The White House said it “strongly opposes” the Safeguard American Voter Eligibility Act in a formal statement released Monday. The White House statement ripped the GOP-led bill for allegedly being based on “easily disproven falsehoods” and claimed that laws are already in place to prevent noncitizens from voting in federal elections.

“This bill would do nothing to safeguard our elections, but it would make it much harder for all eligible Americans to register to vote and increase the risk that eligible voters are purged from voter rolls,” the White House stated. “The evidence is clear that the current laws to prevent noncitizen voting are working as intended — it is extraordinarily rare for noncitizens to break the law by voting in Federal elections.”

The White House instead encouraged Republican lawmakers to support the John R. Lewis Voting Rights Advancement Act and the Freedom to Vote Act.

The Safeguard American Voter Eligibility Act, led by Texas GOP Rep. Chip Roy and co-sponsored by dozens of other House Republicans, would require states to obtain proof of citizenship in person when registering anyone to vote and require states to remove non-citizens from existing voter rolls, according to a press release.

“I’m honored to be in the crosshairs of the White House — This administration is clearly not interested in safeguarding American citizen’s right to vote,” Roy said in a statement to the Daily Caller News Foundation. “This is about political power.”

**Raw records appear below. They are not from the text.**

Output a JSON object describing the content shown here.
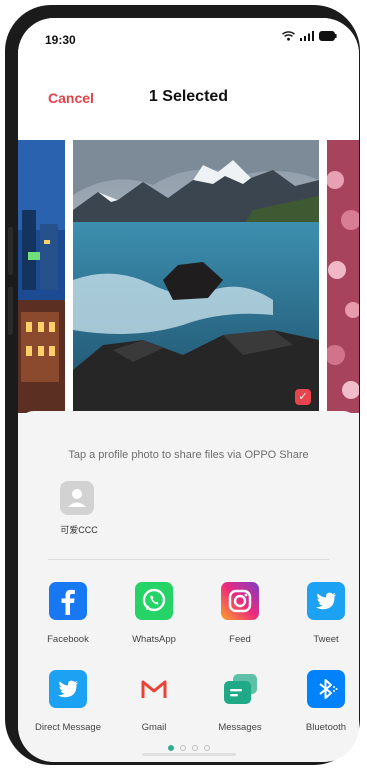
{
  "status_bar": {
    "time": "19:30",
    "icons": [
      "wifi-icon",
      "signal-icon",
      "battery-icon"
    ]
  },
  "header": {
    "cancel_label": "Cancel",
    "title": "1 Selected"
  },
  "photos": [
    {
      "name": "city-night-photo",
      "selected": false
    },
    {
      "name": "lake-mountains-photo",
      "selected": true
    },
    {
      "name": "pink-flowers-photo",
      "selected": false
    }
  ],
  "share": {
    "hint": "Tap a profile photo to share files via OPPO Share",
    "contact": {
      "name": "可爱CCC",
      "icon": "person-icon"
    }
  },
  "apps": [
    {
      "label": "Facebook",
      "icon": "facebook-icon",
      "color": "#1877f2"
    },
    {
      "label": "WhatsApp",
      "icon": "whatsapp-icon",
      "color": "#25d366"
    },
    {
      "label": "Feed",
      "icon": "instagram-icon",
      "color": "#d6249f"
    },
    {
      "label": "Tweet",
      "icon": "twitter-icon",
      "color": "#1da1f2"
    },
    {
      "label": "Direct Message",
      "icon": "twitter-icon",
      "color": "#1da1f2"
    },
    {
      "label": "Gmail",
      "icon": "gmail-icon",
      "color": "#ea4335"
    },
    {
      "label": "Messages",
      "icon": "messages-icon",
      "color": "#1fa987"
    },
    {
      "label": "Bluetooth",
      "icon": "bluetooth-icon",
      "color": "#0082fc"
    }
  ],
  "pager": {
    "pages": 4,
    "current": 1
  },
  "colors": {
    "accent": "#e2434a",
    "active_dot": "#2fae8f"
  }
}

Nineteen non-citizens from various different countries were prosecuted and convicted in North Carolina for illegally voting in multiple state elections, according to documented cases compiled by Heritage Foundation fellow Hans von Spakovsky and recently presented to the House Administration Committee. In another example, roughly 10,000 to 20,000 non-citizens were registered to vote by the Pennsylvania Department of Transportation over two decades, according to von Spakovsky.